We agree. There are serious changes afoot that are impossible for banks — of all kinds — to ignore.
These changes go beyond the traditional economic, demographic, and generational. Changes in customer behavior are creating a disruption that can only be met with agility. Because of the speed of these changes, companies, not just banks, need to innovate to meet the challenges. Emulation is simply not enough. This doesn’t mean lessons can’t be learned from the best technology innovators just that personalization and originality will be what reaps rewards.
As Leimer points out, community banks are under pressure and some of the ways they must change include making money transfers, online banking and bill pay, easier. If customers can’t move their money – they will move themselves to a financial where they can do, even if it isn’t in their community.

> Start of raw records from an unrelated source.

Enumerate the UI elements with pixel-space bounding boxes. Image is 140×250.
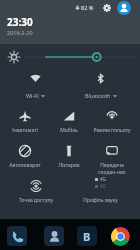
button[interactable]: Auto brightness [7,50,21,64]
button[interactable]: МобІль [47,100,90,135]
button[interactable]: Sound profile [68,170,133,205]
button[interactable]: Phone [7,226,27,246]
button[interactable]: Chrome [110,226,130,246]
staticText: Ліхтарик [58,162,80,169]
button[interactable]: Wi-Fi [3,68,68,99]
button[interactable]: Режим польоту [90,100,133,135]
staticText: Bluetooth [85,92,111,99]
staticText: 2016-2-20 [7,29,33,36]
button[interactable]: Bluetooth [68,68,133,99]
button[interactable]: Передача гоодан-них [90,135,133,170]
button[interactable]: Browser [77,226,97,246]
button[interactable]: Інавтоматі [3,100,47,135]
button[interactable]: Точка доступу [3,170,68,205]
staticText: 4G [100,176,106,182]
staticText: 23:30 [7,15,33,29]
staticText: B [83,229,91,244]
button[interactable]: Brightness [24,50,135,64]
staticText: Інавтоматі [12,127,38,134]
staticText: 4G [100,183,106,189]
staticText: Автоповорот [9,162,41,169]
staticText: Передача гоодан-них [98,162,126,175]
staticText: Профіль звуку [83,197,118,204]
staticText: Wi-Fi [26,92,39,99]
staticText: Точка доступу [19,197,53,204]
staticText: МобІль [60,127,78,134]
staticText: 82 % [81,4,94,11]
button[interactable]: Ліхтарик [47,135,90,170]
staticText: Режим польоту [93,127,131,134]
button[interactable]: Settings [101,2,112,13]
button[interactable]: Автоповорот [3,135,47,170]
button[interactable]: User profile [117,1,131,15]
button[interactable]: Contacts [44,226,64,246]
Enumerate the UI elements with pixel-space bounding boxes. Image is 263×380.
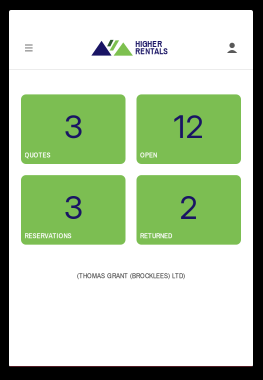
staticText: HIGHER (135, 38, 162, 50)
staticText: 12 (173, 107, 204, 146)
staticText: 3 (64, 188, 83, 227)
staticText: QUOTES (25, 150, 51, 160)
staticText: 2 (179, 188, 198, 227)
staticText: OPEN (140, 150, 157, 160)
staticText: 3 (64, 107, 83, 146)
button[interactable]: 3 (21, 175, 126, 245)
staticText: RETURNED (140, 231, 172, 240)
button[interactable]: 2 (136, 175, 241, 245)
button[interactable]: 12 (136, 94, 241, 164)
button[interactable]: Account (221, 37, 243, 59)
staticText: RENTALS (135, 46, 168, 57)
button[interactable]: 3 (21, 94, 126, 164)
staticText: (THOMAS GRANT (BROCKLEES) LTD) (77, 271, 185, 281)
staticText: RESERVATIONS (25, 231, 72, 240)
button[interactable]: Menu (18, 37, 40, 59)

How else can banks respond according to Leimer? Well, after making it possible for customers to do what they want with their money, banks can provide more contextual search and sharing. (KLM, as one example, takes proximity search and creates contextual answers for web users.) Banks can work more with merchants to provide customer rewards, or they can integrate more cross-selling activities with account opening processes, as a few other examples.
Above all, banks, especially community banks, need to listen to customers and respond to them in unique ways. If a bank can’t do anything else it should, “at least try to say ‘yes’ more often”, says Leimer.